Exploding stars on ice
What’s remarkable about the IceCube Telescope isn’t just that it will be taller than the Empire State building, the Chicago Sears Tower and Shanghai’s World Financial Center combined; rather it’s that it is being built to shed light on dark matter more than a kilometre below the surface of the South Pole. The IceCube, developed by the University of Wisconsin, will search for neutrinos, tiny subatomic particles created by exploding stars, gamma-ray bursts, and other phenomena like black holes. Though their size lets them stream through the universe largely undetected, neutrinos are among the most abundant particles in the universe, says principal investigator Francis Halzen. “The universe is filled with radiation, and most of it is light, and the second thing close behind is neutrinos.”

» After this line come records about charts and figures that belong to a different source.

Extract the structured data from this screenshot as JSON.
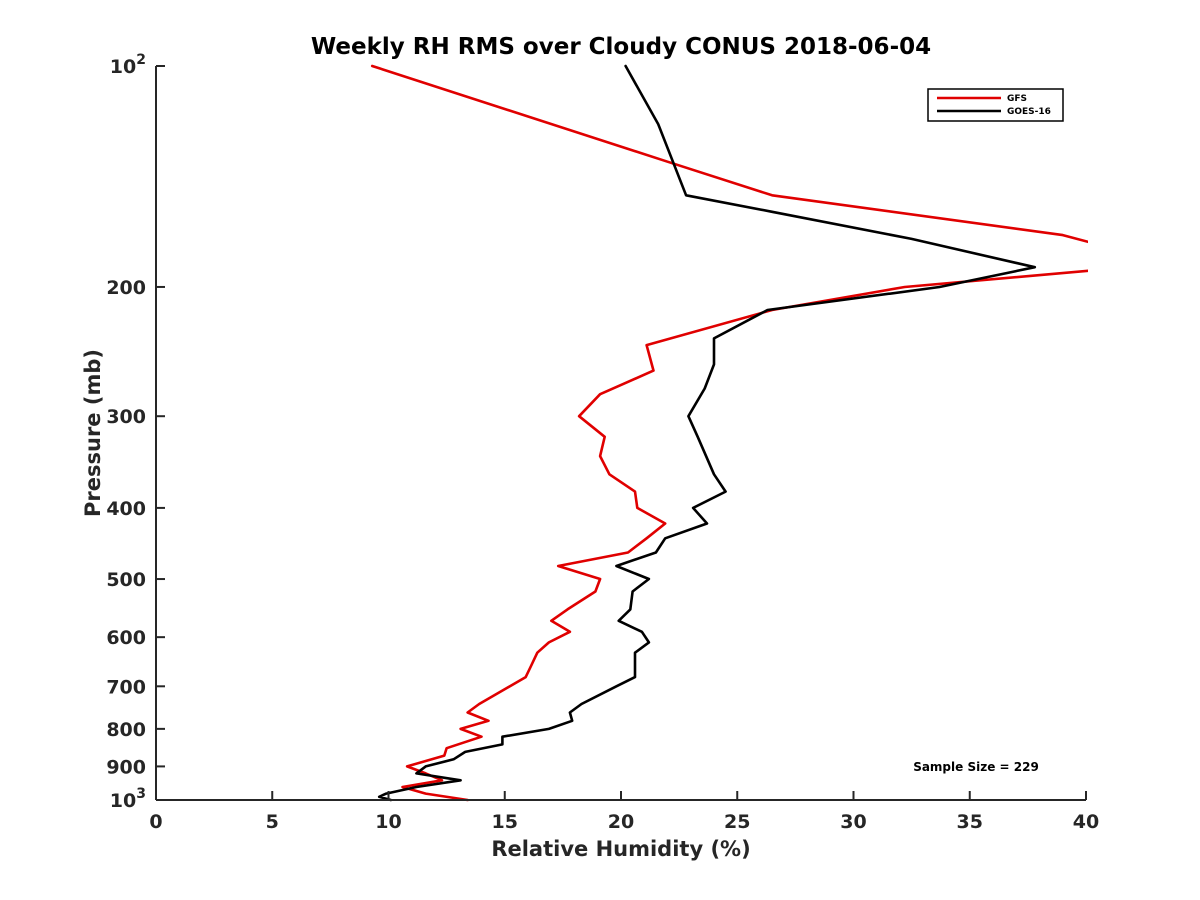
{
  "chart_data": {
    "type": "line",
    "title": "Weekly RH RMS over Cloudy CONUS 2018-06-04",
    "xlabel": "Relative Humidity (%)",
    "ylabel": "Pressure (mb)",
    "xlim": [
      0,
      40
    ],
    "ylim": [
      100,
      1000
    ],
    "y_scale": "log",
    "y_reversed": true,
    "x_ticks": [
      "0",
      "5",
      "10",
      "15",
      "20",
      "25",
      "30",
      "35",
      "40"
    ],
    "y_ticks": [
      {
        "value": 100,
        "base": "10",
        "exp": "2"
      },
      {
        "value": 200,
        "label": "200"
      },
      {
        "value": 300,
        "label": "300"
      },
      {
        "value": 400,
        "label": "400"
      },
      {
        "value": 500,
        "label": "500"
      },
      {
        "value": 600,
        "label": "600"
      },
      {
        "value": 700,
        "label": "700"
      },
      {
        "value": 800,
        "label": "800"
      },
      {
        "value": 900,
        "label": "900"
      },
      {
        "value": 1000,
        "base": "10",
        "exp": "3"
      }
    ],
    "grid": false,
    "legend_position": "top-right",
    "annotation": "Sample Size = 229",
    "series": [
      {
        "name": "GFS",
        "color": "#e00000",
        "points": [
          {
            "x": 9.3,
            "y": 100
          },
          {
            "x": 22.0,
            "y": 135
          },
          {
            "x": 26.5,
            "y": 150
          },
          {
            "x": 39.0,
            "y": 170
          },
          {
            "x": 40.5,
            "y": 175
          },
          {
            "x": 40.2,
            "y": 190
          },
          {
            "x": 32.2,
            "y": 200
          },
          {
            "x": 26.5,
            "y": 215
          },
          {
            "x": 21.1,
            "y": 240
          },
          {
            "x": 21.4,
            "y": 260
          },
          {
            "x": 19.1,
            "y": 280
          },
          {
            "x": 18.2,
            "y": 300
          },
          {
            "x": 19.3,
            "y": 320
          },
          {
            "x": 19.1,
            "y": 340
          },
          {
            "x": 19.5,
            "y": 360
          },
          {
            "x": 20.6,
            "y": 380
          },
          {
            "x": 20.7,
            "y": 400
          },
          {
            "x": 21.9,
            "y": 420
          },
          {
            "x": 21.1,
            "y": 440
          },
          {
            "x": 20.3,
            "y": 460
          },
          {
            "x": 17.3,
            "y": 480
          },
          {
            "x": 19.1,
            "y": 500
          },
          {
            "x": 18.9,
            "y": 520
          },
          {
            "x": 17.7,
            "y": 550
          },
          {
            "x": 17.0,
            "y": 570
          },
          {
            "x": 17.8,
            "y": 590
          },
          {
            "x": 16.9,
            "y": 610
          },
          {
            "x": 16.4,
            "y": 630
          },
          {
            "x": 16.1,
            "y": 660
          },
          {
            "x": 15.9,
            "y": 680
          },
          {
            "x": 13.9,
            "y": 740
          },
          {
            "x": 13.4,
            "y": 760
          },
          {
            "x": 14.3,
            "y": 780
          },
          {
            "x": 13.1,
            "y": 800
          },
          {
            "x": 14.0,
            "y": 820
          },
          {
            "x": 12.5,
            "y": 850
          },
          {
            "x": 12.4,
            "y": 870
          },
          {
            "x": 10.8,
            "y": 900
          },
          {
            "x": 11.6,
            "y": 920
          },
          {
            "x": 12.3,
            "y": 940
          },
          {
            "x": 10.6,
            "y": 960
          },
          {
            "x": 11.6,
            "y": 980
          },
          {
            "x": 13.4,
            "y": 1000
          }
        ]
      },
      {
        "name": "GOES-16",
        "color": "#000000",
        "points": [
          {
            "x": 20.2,
            "y": 100
          },
          {
            "x": 21.6,
            "y": 120
          },
          {
            "x": 22.8,
            "y": 150
          },
          {
            "x": 26.5,
            "y": 158
          },
          {
            "x": 32.5,
            "y": 172
          },
          {
            "x": 37.8,
            "y": 188
          },
          {
            "x": 33.7,
            "y": 200
          },
          {
            "x": 26.3,
            "y": 215
          },
          {
            "x": 24.0,
            "y": 235
          },
          {
            "x": 24.0,
            "y": 255
          },
          {
            "x": 23.6,
            "y": 275
          },
          {
            "x": 22.9,
            "y": 300
          },
          {
            "x": 23.3,
            "y": 320
          },
          {
            "x": 24.0,
            "y": 360
          },
          {
            "x": 24.5,
            "y": 380
          },
          {
            "x": 23.1,
            "y": 400
          },
          {
            "x": 23.7,
            "y": 420
          },
          {
            "x": 21.9,
            "y": 440
          },
          {
            "x": 21.5,
            "y": 460
          },
          {
            "x": 19.8,
            "y": 480
          },
          {
            "x": 21.2,
            "y": 500
          },
          {
            "x": 20.5,
            "y": 520
          },
          {
            "x": 20.4,
            "y": 550
          },
          {
            "x": 19.9,
            "y": 570
          },
          {
            "x": 20.9,
            "y": 590
          },
          {
            "x": 21.2,
            "y": 610
          },
          {
            "x": 20.6,
            "y": 630
          },
          {
            "x": 20.6,
            "y": 660
          },
          {
            "x": 20.6,
            "y": 680
          },
          {
            "x": 19.8,
            "y": 700
          },
          {
            "x": 18.3,
            "y": 740
          },
          {
            "x": 17.8,
            "y": 760
          },
          {
            "x": 17.9,
            "y": 780
          },
          {
            "x": 16.9,
            "y": 800
          },
          {
            "x": 14.9,
            "y": 820
          },
          {
            "x": 14.9,
            "y": 840
          },
          {
            "x": 13.3,
            "y": 860
          },
          {
            "x": 12.8,
            "y": 880
          },
          {
            "x": 11.6,
            "y": 900
          },
          {
            "x": 11.2,
            "y": 920
          },
          {
            "x": 13.1,
            "y": 940
          },
          {
            "x": 11.2,
            "y": 960
          },
          {
            "x": 9.9,
            "y": 980
          },
          {
            "x": 9.6,
            "y": 990
          },
          {
            "x": 10.1,
            "y": 1000
          }
        ]
      }
    ]
  }
}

With a volume of one cubic kilometre, the IceCube will use an array of detectors embedded as deep as 1,400 m below the South Pole’s surface to spot the blue light emitted by the nuclear reaction of a single neutrino crashing into an ice atom. Studying the number and energy of these neutrinos will help scientists understand the sources of dark matter.
The South Pole’s ice—pure, transparent and undisturbed by air bubbles—is an ideal medium in which to detect neutrinos. But first researchers have to understand the “exquisite detail” of how light travels through the ice. “It’s formed out of layers that are a couple of centimetres thick. It’s a complicated medium,” says Helzen. “We’re doing this better and better, but we have to figure out how light propagates.”
Halzen says once the detectors are frozen, they remain untouchable for 25 years, the time it will take for that portion of the ice to migrate to the coast of Antarctica. “If a sensor breaks, that’s it. Fortunately, not much happens to them when they are sitting there.” The detector’s signals can be reprogrammed from his office, he notes.
With $272 million in funding, a team of 400 people and years of research, Halzen says the IceCube will be fully functional by December. “The first string was put in in 2005, and once the water freezes, we were able to take data from it,” he says. Then “we can possibly start to test some of the predictions that have been made.”